Forty thousand North Carolina pre-school children, and counting, are waiting to have an opportunity to get in day care.

This is not because there are not enough spaces; it is because there are not enough government subsidy dollars to buy them a space.

These are children whose parents cannot afford the cost of monthly day care.

Many of them need to work two and three jobs just to provide the basics; expensive daycare is not in their budget.

Furthermore, without day care, their limited incomes shrink because they need to stay home with the children.

Many of these children fall in the high-risk category for failure.

Sure, we have More at Four and Smart Start, but that is not early enough for many children.

They need more and need it earlier.

I am perplexed by the lack of state and national governmental concern about this need.

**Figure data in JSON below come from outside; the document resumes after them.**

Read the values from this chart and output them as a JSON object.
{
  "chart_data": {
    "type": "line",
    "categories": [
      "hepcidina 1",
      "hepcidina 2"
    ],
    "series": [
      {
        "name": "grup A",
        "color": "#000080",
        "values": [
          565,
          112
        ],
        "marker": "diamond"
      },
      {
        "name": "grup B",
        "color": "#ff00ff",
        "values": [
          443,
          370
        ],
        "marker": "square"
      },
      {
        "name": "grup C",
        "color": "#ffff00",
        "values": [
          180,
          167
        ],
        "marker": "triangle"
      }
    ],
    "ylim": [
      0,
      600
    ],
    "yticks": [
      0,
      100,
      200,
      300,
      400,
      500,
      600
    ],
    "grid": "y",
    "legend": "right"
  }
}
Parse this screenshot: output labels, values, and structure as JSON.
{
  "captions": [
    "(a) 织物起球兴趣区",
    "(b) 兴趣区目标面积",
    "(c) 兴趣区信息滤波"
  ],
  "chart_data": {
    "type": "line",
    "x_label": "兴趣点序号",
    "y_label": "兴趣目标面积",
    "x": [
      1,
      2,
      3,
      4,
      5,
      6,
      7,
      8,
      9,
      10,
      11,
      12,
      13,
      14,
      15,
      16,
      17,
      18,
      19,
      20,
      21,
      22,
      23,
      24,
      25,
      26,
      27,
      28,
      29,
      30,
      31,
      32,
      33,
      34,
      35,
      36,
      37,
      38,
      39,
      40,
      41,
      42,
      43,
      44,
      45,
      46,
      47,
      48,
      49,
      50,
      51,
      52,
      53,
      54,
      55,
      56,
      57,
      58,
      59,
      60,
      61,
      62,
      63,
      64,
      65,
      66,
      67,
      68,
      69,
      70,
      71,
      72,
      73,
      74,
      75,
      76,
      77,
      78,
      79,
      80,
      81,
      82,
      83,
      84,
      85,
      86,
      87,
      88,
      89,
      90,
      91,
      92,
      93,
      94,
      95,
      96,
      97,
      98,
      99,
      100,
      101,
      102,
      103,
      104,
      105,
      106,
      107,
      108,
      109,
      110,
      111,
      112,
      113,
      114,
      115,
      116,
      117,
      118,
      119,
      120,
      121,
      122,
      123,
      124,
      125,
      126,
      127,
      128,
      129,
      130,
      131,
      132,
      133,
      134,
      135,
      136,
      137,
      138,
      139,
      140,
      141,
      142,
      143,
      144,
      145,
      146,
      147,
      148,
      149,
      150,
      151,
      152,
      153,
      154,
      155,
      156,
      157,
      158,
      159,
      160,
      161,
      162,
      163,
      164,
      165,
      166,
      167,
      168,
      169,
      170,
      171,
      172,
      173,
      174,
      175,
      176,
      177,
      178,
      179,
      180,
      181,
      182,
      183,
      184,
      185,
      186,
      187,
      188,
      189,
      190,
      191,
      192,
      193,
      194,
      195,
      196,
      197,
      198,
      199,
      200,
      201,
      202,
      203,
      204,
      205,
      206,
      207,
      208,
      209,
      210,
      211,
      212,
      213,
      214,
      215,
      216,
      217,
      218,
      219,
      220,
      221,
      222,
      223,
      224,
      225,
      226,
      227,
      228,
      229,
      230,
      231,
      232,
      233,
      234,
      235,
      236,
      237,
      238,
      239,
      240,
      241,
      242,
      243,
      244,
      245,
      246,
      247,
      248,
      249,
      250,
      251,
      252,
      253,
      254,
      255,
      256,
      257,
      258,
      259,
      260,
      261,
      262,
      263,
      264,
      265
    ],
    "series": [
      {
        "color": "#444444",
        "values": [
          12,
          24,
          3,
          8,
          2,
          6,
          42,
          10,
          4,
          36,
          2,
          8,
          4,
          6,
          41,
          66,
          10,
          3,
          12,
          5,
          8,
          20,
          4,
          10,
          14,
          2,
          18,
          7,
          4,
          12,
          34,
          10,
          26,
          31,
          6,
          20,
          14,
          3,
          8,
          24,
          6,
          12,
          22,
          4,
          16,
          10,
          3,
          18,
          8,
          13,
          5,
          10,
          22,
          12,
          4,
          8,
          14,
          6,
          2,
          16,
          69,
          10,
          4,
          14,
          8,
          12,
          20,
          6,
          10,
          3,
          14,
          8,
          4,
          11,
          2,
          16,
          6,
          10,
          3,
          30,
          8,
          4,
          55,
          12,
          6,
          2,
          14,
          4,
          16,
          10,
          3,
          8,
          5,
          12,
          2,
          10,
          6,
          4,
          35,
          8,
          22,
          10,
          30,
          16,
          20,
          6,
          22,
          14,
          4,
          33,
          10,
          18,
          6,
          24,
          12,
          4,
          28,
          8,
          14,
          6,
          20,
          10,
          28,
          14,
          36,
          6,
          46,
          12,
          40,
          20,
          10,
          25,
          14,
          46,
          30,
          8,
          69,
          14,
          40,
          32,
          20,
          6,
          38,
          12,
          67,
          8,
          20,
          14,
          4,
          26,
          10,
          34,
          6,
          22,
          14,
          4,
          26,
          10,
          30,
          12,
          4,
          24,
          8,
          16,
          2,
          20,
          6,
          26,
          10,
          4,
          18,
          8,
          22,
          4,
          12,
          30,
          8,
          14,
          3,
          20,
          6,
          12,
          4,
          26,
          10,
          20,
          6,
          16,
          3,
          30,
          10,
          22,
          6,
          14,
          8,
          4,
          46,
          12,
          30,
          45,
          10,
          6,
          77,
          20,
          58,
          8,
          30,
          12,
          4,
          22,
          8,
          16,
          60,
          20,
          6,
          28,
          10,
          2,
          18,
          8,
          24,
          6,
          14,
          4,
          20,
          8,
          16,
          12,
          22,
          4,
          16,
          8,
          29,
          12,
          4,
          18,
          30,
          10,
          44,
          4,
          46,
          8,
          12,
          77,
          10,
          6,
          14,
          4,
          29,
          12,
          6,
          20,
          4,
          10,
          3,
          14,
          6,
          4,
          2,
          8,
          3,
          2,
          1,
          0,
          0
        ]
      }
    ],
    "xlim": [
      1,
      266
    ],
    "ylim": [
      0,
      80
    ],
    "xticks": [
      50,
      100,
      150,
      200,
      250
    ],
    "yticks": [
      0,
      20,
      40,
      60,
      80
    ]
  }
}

In North Carolina, we presently know the names of 40,000 small innocent children who will very likely become our high-school dropouts and occupy our prison beds 15 to 20 years from now.

As we continue to wrestle with how to reduce dropout rates and overcrowded prisons, I suggest we start with one thing immediately – day care for everyone who wants it, regardless of their ability to pay.

While our elected officials are discussing what should be done, time is a wasting.

Kids are losing their opportunity for success before they even have the chance to fail.

Long-term, providing a day-care subsidy is a much cheaper and more humane fix for our high-risk children who are heading toward failure.

Policymakers have the power to alter that path so that all children have the opportunity to head toward success.


Barbara Goodmon is president of the A.J. Fletcher Foundation, which publishes the Philanthropy Journal to support the mission of the Foundation and its grantees.